Rhesus genome sequencing to help scientists in research

Researchers at the Genome Sequencing Center (GSC) at the School of Medicine were major contributors to the rhesus macaque monkey genome that was made publicly available via online databases this month.

The rhesus genome, the second non-human primate to be sequenced and assembled, is estimated to share about 92 percent to 95 percent of its sequence with the human genome.

Elaine Mardis
Elaine Mardis

Elaine Mardis, Ph.D., co-director of the GSC and assistant professor of genetics and of molecular microbiology, says the rhesus genome is important both because the rhesus is frequently used as a model in medical research and because it provides a valuable viewpoint for studying the chain of evolutionary developments that lead from non-human primates to humans.

“Rhesus are widely used in research that improves human health,” Mardis said. “Chimps are not susceptible to the simian form of HIV, but rhesus are, so they are particularly valuable for AIDS research.

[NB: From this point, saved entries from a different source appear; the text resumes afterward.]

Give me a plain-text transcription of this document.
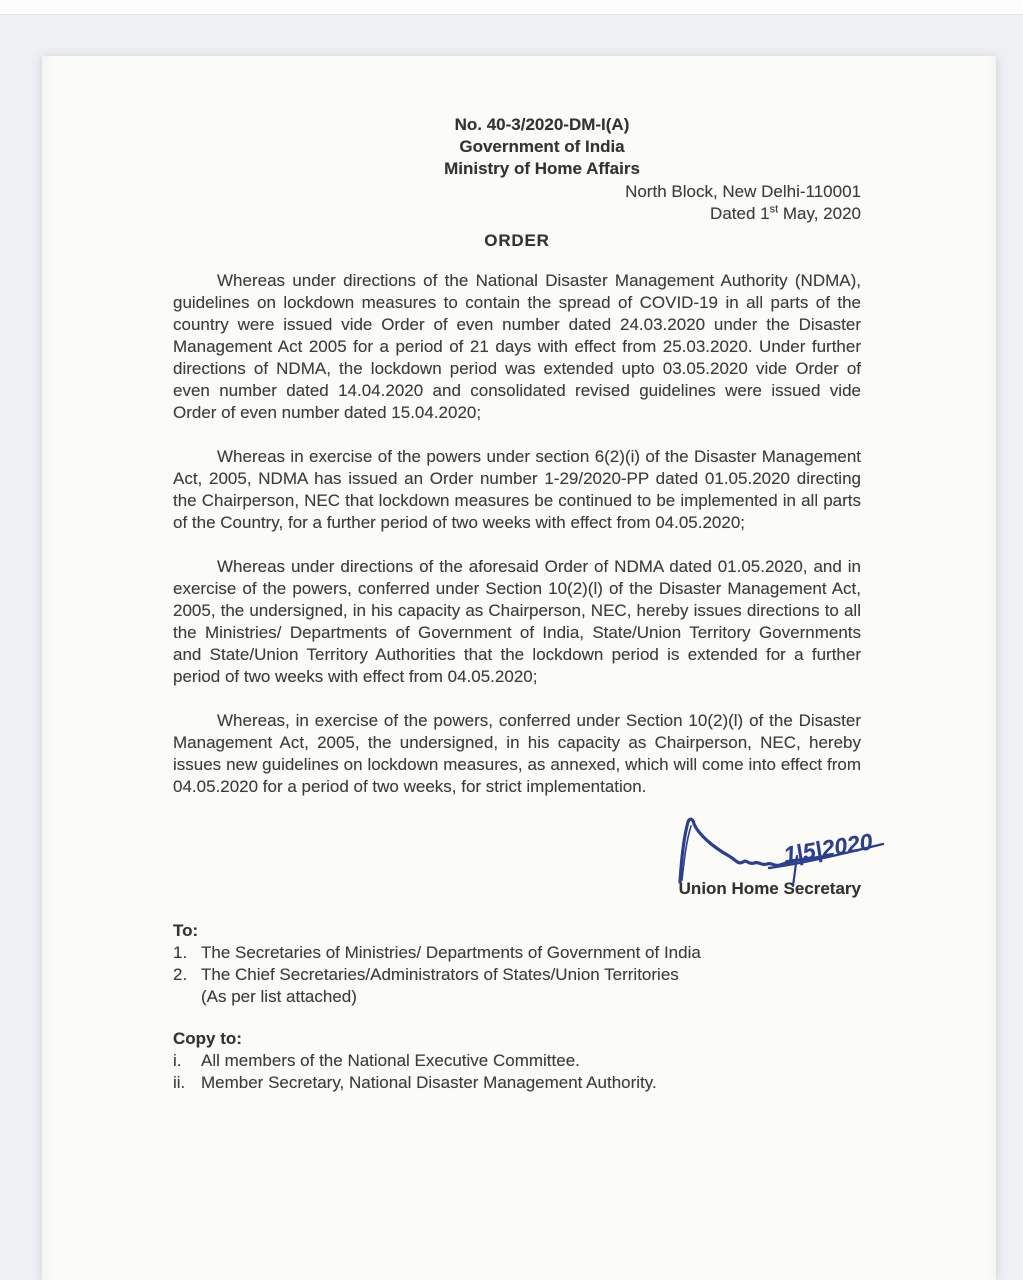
No. 40-3/2020-DM-I(A)
Government of India
Ministry of Home Affairs
North Block, New Delhi-110001
Dated 1st May, 2020
ORDER

Whereas under directions of the National Disaster Management Authority (NDMA), guidelines on lockdown measures to contain the spread of COVID-19 in all parts of the country were issued vide Order of even number dated 24.03.2020 under the Disaster Management Act 2005 for a period of 21 days with effect from 25.03.2020. Under further directions of NDMA, the lockdown period was extended upto 03.05.2020 vide Order of even number dated 14.04.2020 and consolidated revised guidelines were issued vide Order of even number dated 15.04.2020;

Whereas in exercise of the powers under section 6(2)(i) of the Disaster Management Act, 2005, NDMA has issued an Order number 1-29/2020-PP dated 01.05.2020 directing the Chairperson, NEC that lockdown measures be continued to be implemented in all parts of the Country, for a further period of two weeks with effect from 04.05.2020;

Whereas under directions of the aforesaid Order of NDMA dated 01.05.2020, and in exercise of the powers, conferred under Section 10(2)(l) of the Disaster Management Act, 2005, the undersigned, in his capacity as Chairperson, NEC, hereby issues directions to all the Ministries/ Departments of Government of India, State/Union Territory Governments and State/Union Territory Authorities that the lockdown period is extended for a further period of two weeks with effect from 04.05.2020;

Whereas, in exercise of the powers, conferred under Section 10(2)(l) of the Disaster Management Act, 2005, the undersigned, in his capacity as Chairperson, NEC, hereby issues new guidelines on lockdown measures, as annexed, which will come into effect from 04.05.2020 for a period of two weeks, for strict implementation.

1|5|2020
Union Home Secretary
To:
1. The Secretaries of Ministries/ Departments of Government of India
2. The Chief Secretaries/Administrators of States/Union Territories
(As per list attached)
Copy to:
i.	All members of the National Executive Committee.
ii. Member Secretary, National Disaster Management Authority.
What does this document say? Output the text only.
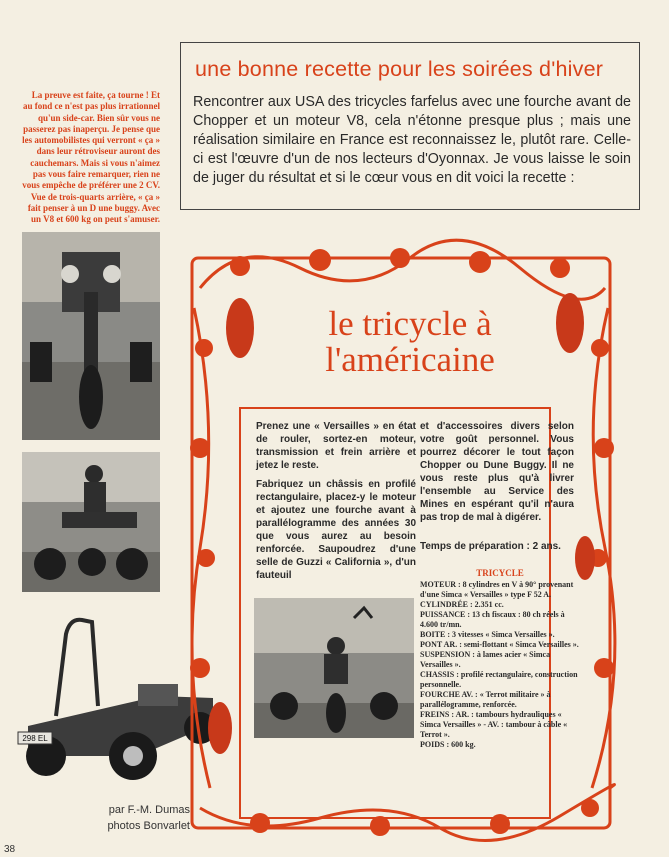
une bonne recette pour les soirées d'hiver
Rencontrer aux USA des tricycles farfelus avec une fourche avant de Chopper et un moteur V8, cela n'étonne presque plus ; mais une réalisation similaire en France est reconnaissez le, plutôt rare. Celle-ci est l'œuvre d'un de nos lecteurs d'Oyonnax. Je vous laisse le soin de juger du résultat et si le cœur vous en dit voici la recette :
La preuve est faite, ça tourne ! Et au fond ce n'est pas plus irrationnel qu'un side-car. Bien sûr vous ne passerez pas inaperçu. Je pense que les automobilistes qui verront « ça » dans leur rétroviseur auront des cauchemars. Mais si vous n'aimez pas vous faire remarquer, rien ne vous empêche de préférer une 2 CV. Vue de trois-quarts arrière, « ça » fait penser à un D une buggy. Avec un V8 et 600 kg on peut s'amuser.
298 EL
par F.-M. Dumas
photos Bonvarlet
38
le tricycle à
l'américaine

Prenez une « Versailles » en état de rouler, sortez-en moteur, transmission et frein arrière et jetez le reste.

Fabriquez un châssis en profilé rectangulaire, placez-y le moteur et ajoutez une fourche avant à parallélogramme des années 30 que vous aurez au besoin renforcée. Saupoudrez d'une selle de Guzzi « California », d'un fauteuil

et d'accessoires divers selon votre goût personnel. Vous pourrez décorer le tout façon Chopper ou Dune Buggy. Il ne vous reste plus qu'à livrer l'ensemble au Service des Mines en espérant qu'il n'aura pas trop de mal à digérer.

Temps de préparation : 2 ans.
TRICYCLE

MOTEUR : 8 cylindres en V à 90° provenant d'une Simca « Versailles » type F 52 A.

CYLINDRÉE : 2.351 cc.

PUISSANCE : 13 ch fiscaux : 80 ch réels à 4.600 tr/mn.

BOITE : 3 vitesses « Simca Versailles ».

PONT AR. : semi-flottant « Simca Versailles ».

SUSPENSION : à lames acier « Simca Versailles ».

CHASSIS : profilé rectangulaire, construction personnelle.

FOURCHE AV. : « Terrot militaire » à parallélogramme, renforcée.

FREINS : AR. : tambours hydrauliques « Simca Versailles » - AV. : tambour à câble « Terrot ».

POIDS : 600 kg.
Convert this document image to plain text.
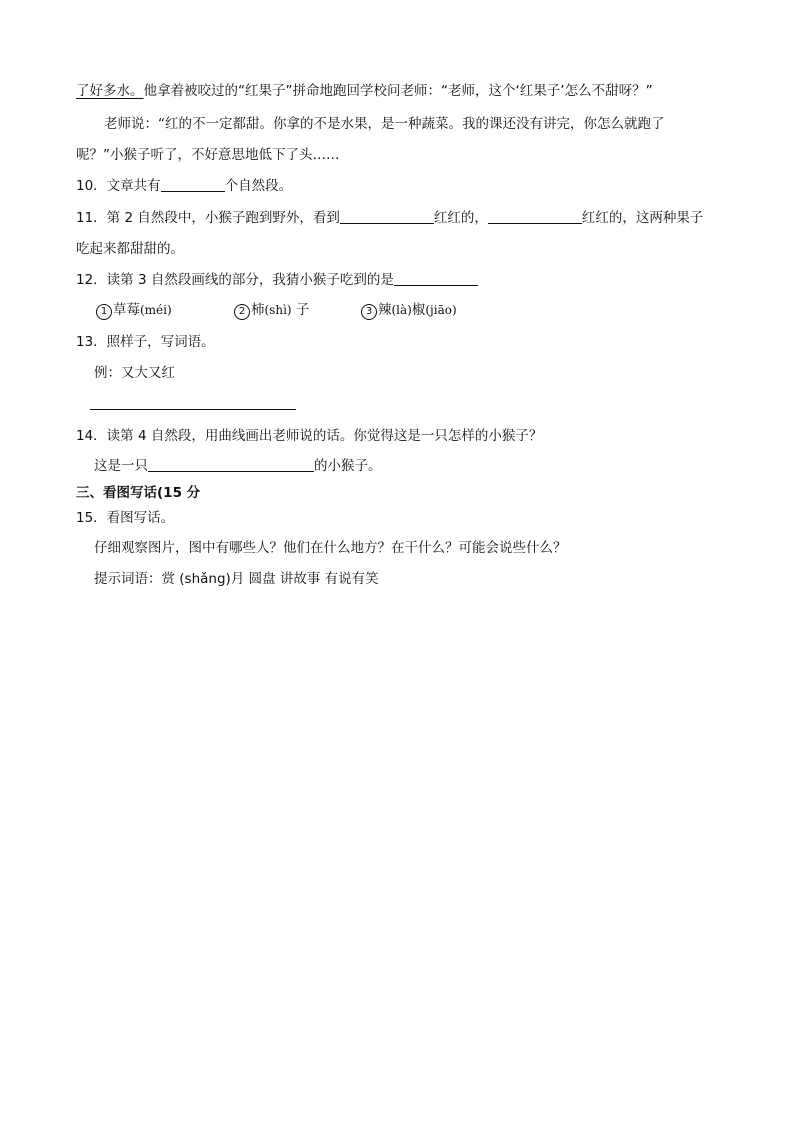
了好多水。他拿着被咬过的“红果子”拼命地跑回学校问老师：“老师，这个‘红果子’怎么不甜呀？”
老师说：“红的不一定都甜。你拿的不是水果，是一种蔬菜。我的课还没有讲完，你怎么就跑了
呢？”小猴子听了，不好意思地低下了头……
10．文章共有	个自然段。
11．第 2 自然段中，小猴子跑到野外，看到	红红的，	红红的，这两种果子
吃起来都甜甜的。
12．读第 3 自然段画线的部分，我猜小猴子吃到的是
1 草莓(méi)	2 柿(shì) 子	3 辣(là)椒(jiāo)
13．照样子，写词语。
例：又大又红
14．读第 4 自然段，用曲线画出老师说的话。你觉得这是一只怎样的小猴子？
这是一只	的小猴子。
三、看图写话(15 分
15．看图写话。
仔细观察图片，图中有哪些人？他们在什么地方？在干什么？可能会说些什么？
提示词语：赏 (shǎng)月 圆盘 讲故事 有说有笑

“Rhesus are also key models of human drug metabolism — when a pharmaceutical company determines dosages for humans for a specific drug, that is typically done with the rhesus monkey as a model system.”

From an evolutionary point of view, the rhesus’ genome will help scientists determine whether some of the genetic differences between chimpanzees and humans originated in the chimpanzee genome or the human genome.

“The rhesus represents a key transition point in evolution from Old World monkeys to hominids and great apes — such as humans, chimps, bonobos, gorillas and orangutans,” Mardis said.

The rhesus macaque’s natural habitat covers a range of territory in southeast Asia that includes Afghanistan, northern India and southern China. It is closely related to three other primates that are widely used in research: the baboon, cynomolgus macaques and pig-tailed macaques.

Other collaborators on the rhesus genome assembly included scientists at the Baylor College of Medicine Human Genome Sequencing Center in Houston and the Joint Technology Center at the J. Craig Venter Institute in Rockville, Md.

The National Human Genome Research Institute gave $22 million for the sequencing, which took two years.

The GSC is contributing to the sequencing of three additional primate genomes: the orangutan genome, the common marmoset and a partial sequencing of the gibbon genome.